DevOps Best Practices, Part 3 of 4 – Unlock the power of the command line

DevOps is all about communication, collaboration, and integration between software developers and IT operations. DevOps is basically the glue between the customer and the developer. Over the course of a few articles, we’re going to list 4 best practices you can follow to be an effective DevOps professional in a Windows environment.

  1. Automate only what is necessary
  2. Regularly check system resources
  3. Unlock the power of the command line
  4. Communicate!

3. Unlock the power of the command line

Unlock the power of the command lineCommand line tools can be a very powerful weapon, if used effectively. Many command line utilities exist that allow you to quickly and easily perform many common tasks. Every good Windows DevOpeler should be familiar with PsTools (http://technet.microsoft.com/en-us/sysinternals/bb896649.aspx) to help administer Windows workstations and servers. PsTools gives you commands for things like viewing process tables remotely, running processes remotely, killing processes remotely, etc.
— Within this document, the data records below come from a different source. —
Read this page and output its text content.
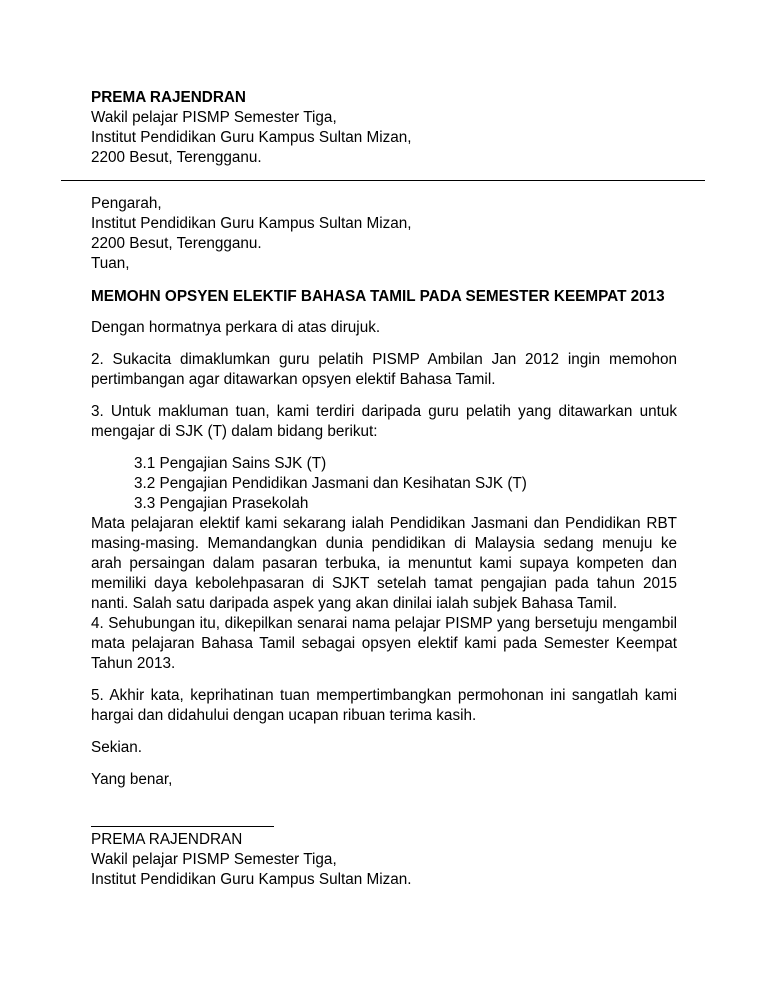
PREMA RAJENDRAN
Wakil pelajar PISMP Semester Tiga,
Institut Pendidikan Guru Kampus Sultan Mizan,
2200 Besut, Terengganu.
Pengarah,
Institut Pendidikan Guru Kampus Sultan Mizan,
2200 Besut, Terengganu.
Tuan,
MEMOHN OPSYEN ELEKTIF BAHASA TAMIL PADA SEMESTER KEEMPAT 2013
Dengan hormatnya perkara di atas dirujuk.
2. Sukacita dimaklumkan guru pelatih PISMP Ambilan Jan 2012 ingin memohon pertimbangan agar ditawarkan opsyen elektif Bahasa Tamil.
3. Untuk makluman tuan, kami terdiri daripada guru pelatih yang ditawarkan untuk mengajar di SJK (T) dalam bidang berikut:
3.1 Pengajian Sains SJK (T)
3.2 Pengajian Pendidikan Jasmani dan Kesihatan SJK (T)
3.3 Pengajian Prasekolah
Mata pelajaran elektif kami sekarang ialah Pendidikan Jasmani dan Pendidikan RBT masing-masing. Memandangkan dunia pendidikan di Malaysia sedang menuju ke arah persaingan dalam pasaran terbuka, ia menuntut kami supaya kompeten dan memiliki daya kebolehpasaran di SJKT setelah tamat pengajian pada tahun 2015 nanti. Salah satu daripada aspek yang akan dinilai ialah subjek Bahasa Tamil.
4. Sehubungan itu, dikepilkan senarai nama pelajar PISMP yang bersetuju mengambil mata pelajaran Bahasa Tamil sebagai opsyen elektif kami pada Semester Keempat Tahun 2013.
5. Akhir kata, keprihatinan tuan mempertimbangkan permohonan ini sangatlah kami hargai dan didahului dengan ucapan ribuan terima kasih.
Sekian.
Yang benar,
PREMA RAJENDRAN
Wakil pelajar PISMP Semester Tiga,
Institut Pendidikan Guru Kampus Sultan Mizan.
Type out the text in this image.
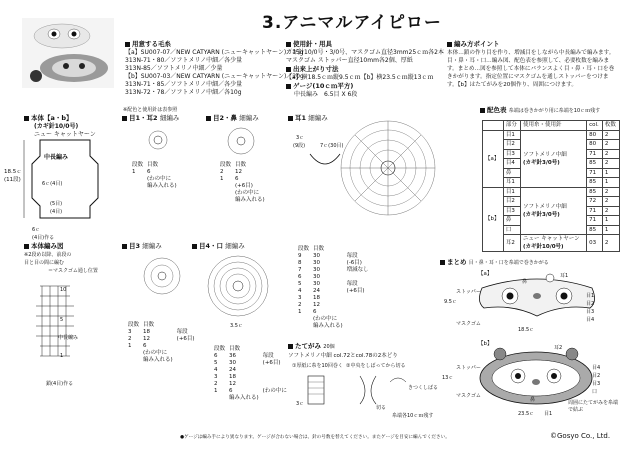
3.アニマルアイピロー
用意する毛糸
【a】SU007-07／NEW CATYARN (ニューキャットヤーン)／15g
313N-71・80／ソフトメリノ中細／各少量
313N-85／ソフトメリノ中細／少量
【b】SU007-03／NEW CATYARN (ニューキャットヤーン)／20g
313N-71・85／ソフトメリノ中細／各少量
313N-72・78／ソフトメリノ中細／各10g
使用針・用具
カギ針10/0号・3/0号、マスクゴム直径3mm25ｃｍ各2本
マスクゴム ストッパー直径10mm各2個、厚紙
出来上がり寸法
【a】横18.5ｃｍ縦9.5ｃｍ【b】横23.5ｃｍ縦13ｃｍ
ゲージ(10ｃｍ平方)
中長編み　6.5目 X 6段
編み方ポイント
本体…鎖の作り目を作り、増減目をしながら中長編みで編みます。目・鼻・耳・口…編み図、配色表を参照して、必要枚数を編みます。まとめ…図を参照して本体にバランスよく目・鼻・耳・口を巻きかがります。指定位置にマスクゴムを通しストッパーをつけます。【b】はたてがみを20個作り、周囲につけます。
※配色と使用針は表参照
本体【a・b】
(カギ針10/0号)
ニュー キャットヤーン
18.5ｃ
(11段)
中長編み
6ｃ(4目)
(5目)
(4目)
6ｃ
(4目)作る
本体編み図
※2段め以降、前段の
目と目の間に編む
＝マスクゴム通し位置
10
5
1
中長編み
鎖(4目)作る
目1・耳2 細編み
段数	目数
1	6
	(わの中に
	編み入れる)
目2・鼻 細編み
段数	目数
2	12
1	6
	(+6目)
	(わの中に
	編み入れる)
耳1 細編み
3ｃ
(9段)	7ｃ(30目)
段数	目数	
9	30	毎段
8	30	(-6目)
7	30	増減なし
6	30	
5	30	毎段
4	24	(+6目)
3	18	
2	12	
1	6	
	(わの中に	
	編み入れる)	
目3 細編み
段数	目数	
3	18	毎段
2	12	(+6目)
1	6	
	(わの中に	
	編み入れる)	
目4・口 細編み
3.5ｃ
段数	目数	
6	36	毎段
5	30	(+6目)
4	24	
3	18	
2	12	
1	6	(わの中に
	編み入れる)	
たてがみ 20個
ソフトメリノ中細 col.72とcol.78の2本どり
①厚紙に糸を10回巻く ②中央をしばってから切る
3ｃ
きつくしばる
切る
糸端各10ｃｍ残す
配色表 糸端は巻きかがり用に糸端を10ｃｍ残す
	部分	使用糸・使用針	col.	枚数
【a】	目1	ソフトメリノ中細
(カギ針3/0号)	80	2
	目2		80	2
	目3		71	2
	目4		85	2
	鼻		71	1
	耳1		85	1
【b】	目1	ソフトメリノ中細
(カギ針3/0号)	85	2
	目2		72	2
	目3		71	2
	鼻		71	1
	口		85	1
	耳2	ニュー キャットヤーン
(カギ針10/0号)	03	2
まとめ 目・鼻・耳・口を糸端で巻きかがる
【a】
ストッパー
マスクゴム
9.5ｃ
18.5ｃ
耳1
鼻
目1
目2
目3
目4
【b】
ストッパー
マスクゴム
13ｃ
23.5ｃ
耳2
目4
目2
目3
口
目1
鼻	周囲にたてがみを糸端で結ぶ
●ゲージは編み手により異なります。ゲージが合わない場合は、針の号数を替えてください。またゲージを目安に編んでください。	©Gosyo Co., Ltd.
Do you need to know how long a server or workstation has been up? A common way to do this in Windows 7 is to walk over to the machine, fire up the Task Manager, and look at the Performance tab. Alternatively, you can combine psexec with ‘net stats srv’ and get the same information for any Windows computer on your network (that you have access to of course) without leaving your desk or interrupting others.

Also, even though you’re on Windows doesn’t mean you should ignore Unix. With tools like Cygwin you can simplify many tedious tasks especially around text processing. Get familiar with Unix commands like find, grep, sort, and uniq. You can save huge amounts of time by knowing how to write one-off command lines to do things like transform a text file that is a long list of values, with each value on its own line, into a comma-separated list of values all on a single line.

Awk and Perl can be helpful too, but be mindful of your goal. One-offs or throw-away command lines and scripts are fine for isolated tasks but if you’re being asked to run this command line or script regularly, consider building a proper application or collaborating with your development group for their assistance.

And of course, Microsoft’s own scripting language, PowerShell should be in every good Windows DevOpeler’s tool belt. PowerShell exposes the power and flexibility of the .NET Framework in the context of a scripting environment.

 
Comments

finally windows has a scripting language that matches and I think surpasses the linix/unix enviornment. go powershell.